Continuing the effort initiated by the then Faculty, the Department of Law of the University of Parma is currently implementing the above-mentioned reforms. In particular, changes in the curricula have been introduced, as detailed in the Student Guide. Special mention should be made of the new curriculum for the Degree in Law, which took effect from a.y. 2008/2009.
Professors and Researches of the Department, with the cooperation of legal practitioners, have set up a School of Law (Scuola di specializzazione per le professioni legali). This higher legal training is aimed at law graduates (at master’s level) wishing to further their legal competences and skills in order to be eligible to admission to the bar, as well as to sit public competitions which are required to enter the judiciary (as judges or prosecutors) and to practice as notaries public.

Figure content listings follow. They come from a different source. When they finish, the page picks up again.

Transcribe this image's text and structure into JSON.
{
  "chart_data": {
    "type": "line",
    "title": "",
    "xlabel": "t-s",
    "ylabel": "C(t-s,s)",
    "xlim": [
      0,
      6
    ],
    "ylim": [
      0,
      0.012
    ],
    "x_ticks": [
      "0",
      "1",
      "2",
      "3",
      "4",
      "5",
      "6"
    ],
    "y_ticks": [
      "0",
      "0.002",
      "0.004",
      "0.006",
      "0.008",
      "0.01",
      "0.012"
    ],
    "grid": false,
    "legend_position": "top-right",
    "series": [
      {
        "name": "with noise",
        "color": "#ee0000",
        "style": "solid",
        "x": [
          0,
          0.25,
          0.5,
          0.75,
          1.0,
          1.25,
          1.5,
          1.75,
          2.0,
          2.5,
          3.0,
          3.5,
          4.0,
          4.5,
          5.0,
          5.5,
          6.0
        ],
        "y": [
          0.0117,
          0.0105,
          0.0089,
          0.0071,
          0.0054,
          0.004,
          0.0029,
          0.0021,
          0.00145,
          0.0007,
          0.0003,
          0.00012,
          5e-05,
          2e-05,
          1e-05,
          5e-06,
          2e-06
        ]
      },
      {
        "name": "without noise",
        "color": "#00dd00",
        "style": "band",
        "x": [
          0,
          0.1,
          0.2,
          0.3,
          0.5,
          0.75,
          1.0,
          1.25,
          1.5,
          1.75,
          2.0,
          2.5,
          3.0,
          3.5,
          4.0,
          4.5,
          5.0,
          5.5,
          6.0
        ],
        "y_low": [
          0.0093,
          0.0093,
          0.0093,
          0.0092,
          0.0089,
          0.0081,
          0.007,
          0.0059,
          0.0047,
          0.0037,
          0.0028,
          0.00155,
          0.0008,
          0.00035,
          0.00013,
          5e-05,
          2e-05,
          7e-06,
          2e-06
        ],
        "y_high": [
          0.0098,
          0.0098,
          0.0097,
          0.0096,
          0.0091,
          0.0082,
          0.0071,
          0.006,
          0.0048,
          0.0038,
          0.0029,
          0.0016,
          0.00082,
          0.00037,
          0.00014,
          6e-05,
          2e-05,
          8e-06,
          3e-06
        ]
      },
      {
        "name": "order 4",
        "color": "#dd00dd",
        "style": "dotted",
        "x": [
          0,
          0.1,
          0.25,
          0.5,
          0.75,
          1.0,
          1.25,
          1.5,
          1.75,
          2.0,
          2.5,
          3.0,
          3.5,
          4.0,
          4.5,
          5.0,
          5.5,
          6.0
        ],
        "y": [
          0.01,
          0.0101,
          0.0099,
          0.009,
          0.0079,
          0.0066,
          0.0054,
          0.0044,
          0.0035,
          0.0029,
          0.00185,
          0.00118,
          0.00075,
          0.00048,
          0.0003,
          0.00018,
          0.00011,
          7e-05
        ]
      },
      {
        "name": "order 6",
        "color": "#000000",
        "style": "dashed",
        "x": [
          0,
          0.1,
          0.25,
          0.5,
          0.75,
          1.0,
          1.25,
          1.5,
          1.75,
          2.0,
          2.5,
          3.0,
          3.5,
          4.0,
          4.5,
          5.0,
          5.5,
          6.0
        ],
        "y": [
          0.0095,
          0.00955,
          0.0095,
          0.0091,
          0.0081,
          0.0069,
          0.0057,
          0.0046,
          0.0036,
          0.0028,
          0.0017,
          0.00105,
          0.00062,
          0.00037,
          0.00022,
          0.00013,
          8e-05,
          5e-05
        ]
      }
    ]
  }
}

Within available resources, other high-level vocational training and research programmes will be offered, in continuity with initiatives undertaken under the aegis of the former Faculty, including an Advanced Course in Labour Law. A PhD programme in Legal Sciences is now offered in cooperation with the Law Department of University of Modena and Reggio Emilia. Finally, existing cooperation with foreign Universities and academic institutions will be strengthened.
On behalf of the Department of Law, I convey to our students the wish that they may find in the academic life that feeling of trust and cooperation that is the precondition to progress safely and fruitfully in their path towards knowledge. In order to achieve this objective, it is essential to combine cultural curiosity and enthusiasm for old and new things with thorough and collaborative commitment.